J’en ai peur. Lui seul pouvait lui conférer ce pouvoir tout en restant dans l’ombre.
    Vexé plus qu’ulcéré par le livre de Françoise Gilot, Vivre
avec Picasso , il ne recevait déjà plus Claude et Paloma ni, pour des
raisons mesquines, Maya, la fille de Marie-Thérèse Walter. Seul mon père était
encore admis. Il tenait à ce que Pablito et moi l’escortions pour témoigner qu’il
s’occupait de nous. Pourquoi, ne serait-ce qu’une fois, ne nous a-t-il pas
permis de voir notre grand-père sans lui ? Nous aurions pu alors lui
montrer que nous n’étions pas seulement des pièces rapportées. Nous lui aurions
ouvert notre livre d’images pour qu’il comprenne ce que nous attendions de lui.
    Hélas, le rideau de fer que l’on avait tiré entre grand-père
et nous était beaucoup trop lourd.
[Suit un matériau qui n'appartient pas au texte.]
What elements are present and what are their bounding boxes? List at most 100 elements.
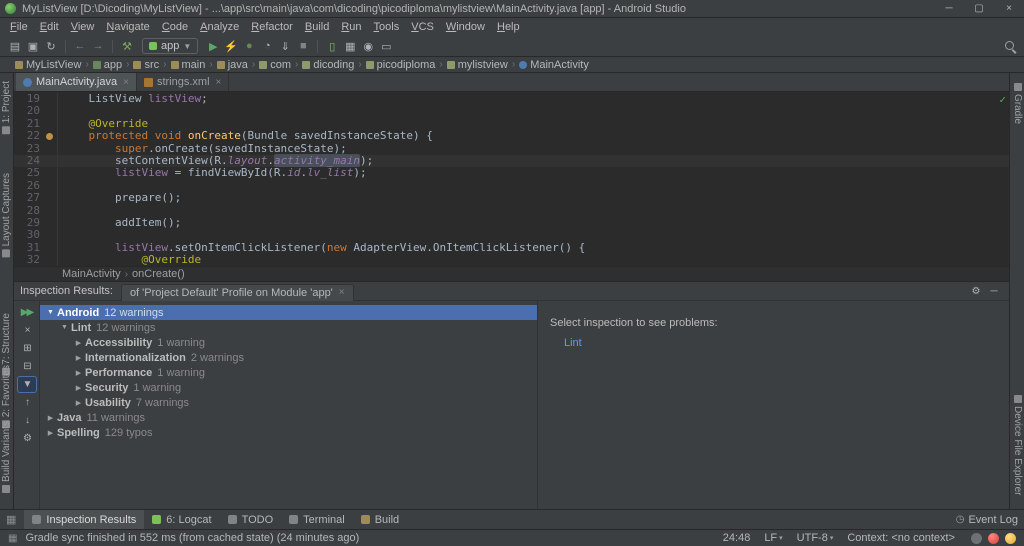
attach-debugger-icon[interactable]: ⇓ (276, 38, 294, 55)
maximize-button[interactable]: ▢ (964, 0, 994, 18)
menu-refactor[interactable]: Refactor (245, 20, 299, 34)
toolwindow-button-2-favorites[interactable]: 2: Favorites (1, 365, 12, 429)
line-number[interactable]: 22 (14, 129, 42, 142)
line-number[interactable]: 32 (14, 253, 42, 266)
expand-all-icon[interactable]: ⊞ (18, 341, 36, 356)
breadcrumb-item-mainactivity[interactable]: MainActivity (518, 59, 590, 71)
search-everywhere-icon[interactable] (1003, 39, 1018, 54)
toolwindow-button-device-file-explorer[interactable]: Device File Explorer (1012, 395, 1023, 495)
menu-navigate[interactable]: Navigate (100, 20, 155, 34)
encoding-widget[interactable]: UTF-8 ▾ (797, 532, 834, 544)
chevron-right-icon[interactable]: ▶ (72, 369, 85, 377)
toolwindow-button-gradle[interactable]: Gradle (1012, 83, 1023, 124)
editor-tab-mainactivity-java[interactable]: MainActivity.java × (16, 73, 137, 91)
tree-item-android[interactable]: ▼ Android 12 warnings (40, 305, 537, 320)
menu-help[interactable]: Help (491, 20, 526, 34)
toolwindow-switcher-icon[interactable]: ▦ (6, 513, 16, 526)
breadcrumb-item-picodiploma[interactable]: picodiploma (365, 59, 437, 71)
gradle-sync-icon[interactable]: ◉ (359, 38, 377, 55)
notification-yellow-icon[interactable] (1005, 532, 1016, 544)
tool-tab-terminal[interactable]: Terminal (281, 510, 353, 529)
tree-item-usability[interactable]: ▶ Usability 7 warnings (40, 395, 537, 410)
event-log-button[interactable]: ◷ Event Log (956, 514, 1018, 526)
sync-icon[interactable]: ↻ (42, 38, 60, 55)
menu-edit[interactable]: Edit (34, 20, 65, 34)
inspection-profile-tab[interactable]: of 'Project Default' Profile on Module '… (120, 283, 354, 301)
inspection-status-icon[interactable]: ✓ (999, 93, 1006, 106)
line-number[interactable]: 20 (14, 104, 42, 117)
close-tab-icon[interactable]: × (123, 77, 129, 88)
chevron-right-icon[interactable]: ▶ (72, 354, 85, 362)
menu-run[interactable]: Run (335, 20, 367, 34)
breadcrumb-class[interactable]: MainActivity (62, 268, 121, 280)
breadcrumb-item-java[interactable]: java (216, 59, 249, 71)
line-number[interactable]: 25 (14, 166, 42, 179)
line-number[interactable]: 27 (14, 191, 42, 204)
code-line-19[interactable]: 19 ListView listView; (14, 92, 1009, 106)
chevron-down-icon[interactable]: ▼ (58, 324, 71, 331)
menu-code[interactable]: Code (156, 20, 194, 34)
profile-icon[interactable]: ◔ (258, 38, 276, 55)
chevron-right-icon[interactable]: ▶ (44, 429, 57, 437)
prev-problem-icon[interactable]: ↑ (18, 395, 36, 410)
layout-inspector-icon[interactable]: ▭ (377, 38, 395, 55)
run-icon[interactable]: ▶ (204, 38, 222, 55)
breadcrumb-item-dicoding[interactable]: dicoding (301, 59, 355, 71)
code-line-29[interactable]: 29 addItem(); (14, 216, 1009, 230)
tree-item-accessibility[interactable]: ▶ Accessibility 1 warning (40, 335, 537, 350)
override-marker-icon[interactable] (46, 132, 53, 140)
settings-gear-icon[interactable]: ⚙ (967, 286, 985, 297)
tool-tab-build[interactable]: Build (353, 510, 407, 529)
back-icon[interactable]: ← (71, 38, 89, 55)
close-tab-icon[interactable]: × (216, 77, 222, 88)
close-icon[interactable]: × (339, 287, 345, 298)
forward-icon[interactable]: → (89, 38, 107, 55)
breadcrumb-item-com[interactable]: com (258, 59, 292, 71)
next-problem-icon[interactable]: ↓ (18, 413, 36, 428)
tree-item-spelling[interactable]: ▶ Spelling 129 typos (40, 425, 537, 440)
code-editor[interactable]: 19 ListView listView; 20 21 @Override 22 pr… (14, 92, 1009, 266)
hide-panel-icon[interactable]: ─ (985, 286, 1003, 297)
line-number[interactable]: 30 (14, 228, 42, 241)
apply-changes-icon[interactable]: ⚡ (222, 38, 240, 55)
menu-analyze[interactable]: Analyze (194, 20, 245, 34)
run-configuration-select[interactable]: app ▼ (142, 38, 199, 54)
code-line-20[interactable]: 20 (14, 104, 1009, 118)
chevron-right-icon[interactable]: ▶ (72, 339, 85, 347)
rerun-inspection-icon[interactable]: ▶▶ (18, 305, 36, 320)
menu-view[interactable]: View (65, 20, 101, 34)
tree-item-security[interactable]: ▶ Security 1 warning (40, 380, 537, 395)
menu-build[interactable]: Build (299, 20, 335, 34)
breadcrumb-item-mylistview[interactable]: MyListView (14, 59, 82, 71)
code-line-32[interactable]: 32 @Override (14, 253, 1009, 266)
hector-icon[interactable] (971, 532, 982, 544)
breadcrumb-item-mylistview[interactable]: mylistview (446, 59, 509, 71)
chevron-right-icon[interactable]: ▶ (44, 414, 57, 422)
breadcrumb-item-app[interactable]: app (92, 59, 123, 71)
menu-file[interactable]: File (4, 20, 34, 34)
tree-item-performance[interactable]: ▶ Performance 1 warning (40, 365, 537, 380)
code-line-25[interactable]: 25 listView = findViewById(R.id.lv_list)… (14, 166, 1009, 180)
context-widget[interactable]: Context: <no context> (847, 532, 955, 544)
statusbar-toggle-icon[interactable]: ▦ (8, 533, 17, 544)
editor-tab-strings-xml[interactable]: strings.xml × (136, 73, 230, 91)
debug-icon[interactable]: ● (240, 38, 258, 55)
filter-icon[interactable]: ▼ (16, 376, 37, 393)
inspection-settings-icon[interactable]: ⚙ (18, 431, 36, 446)
chevron-right-icon[interactable]: ▶ (72, 399, 85, 407)
close-button[interactable]: × (994, 0, 1024, 18)
close-inspection-icon[interactable]: × (18, 323, 36, 338)
chevron-right-icon[interactable]: ▶ (72, 384, 85, 392)
tool-tab-6-logcat[interactable]: 6: Logcat (144, 510, 219, 529)
toolwindow-button-1-project[interactable]: 1: Project (1, 81, 12, 135)
save-all-icon[interactable]: ▣ (24, 38, 42, 55)
collapse-all-icon[interactable]: ⊟ (18, 359, 36, 374)
chevron-down-icon[interactable]: ▼ (44, 309, 57, 316)
notification-red-icon[interactable] (988, 532, 999, 544)
status-message[interactable]: Gradle sync finished in 552 ms (from cac… (25, 532, 359, 544)
tree-item-internationalization[interactable]: ▶ Internationalization 2 warnings (40, 350, 537, 365)
minimize-button[interactable]: ─ (934, 0, 964, 18)
sdk-manager-icon[interactable]: ▦ (341, 38, 359, 55)
stop-icon[interactable]: ■ (294, 38, 312, 55)
breadcrumb-item-src[interactable]: src (132, 59, 160, 71)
Et hermétique à nos interrogations, nos
désirs, notre souffrance.
     
    Qu’est devenue la lumière de La Californie  ? Ici,
à Notre-Dame-de-Vie , le monde n’est que ténèbres avec ces cyprès
mortuaires, ces oliviers lugubres, cette enceinte inviolable et cette voix
métallique sortant de l’interphone surmonté de son œil de cyclope :
    — Qui êtes-vous ?
    — C’est Paulo. Paulo et les enfants !
    Un silence et ces mots :
    — Le maître ne peut vous recevoir.
    Nouvelle offensive une semaine plus tard et toujours cette
voix anonyme :
    — Le maître est absent… ou :
    — Le maître se repose.
     
    — Le maître accepte de vous voir.
    Nous sommes enfin reçus dans une sorte de crypte aux murs de
pierres sèches : l’atelier de grand-père. Jacqueline, prêtresse des lieux,
est là, suivie de Kaboul, l’un des chiens afghans.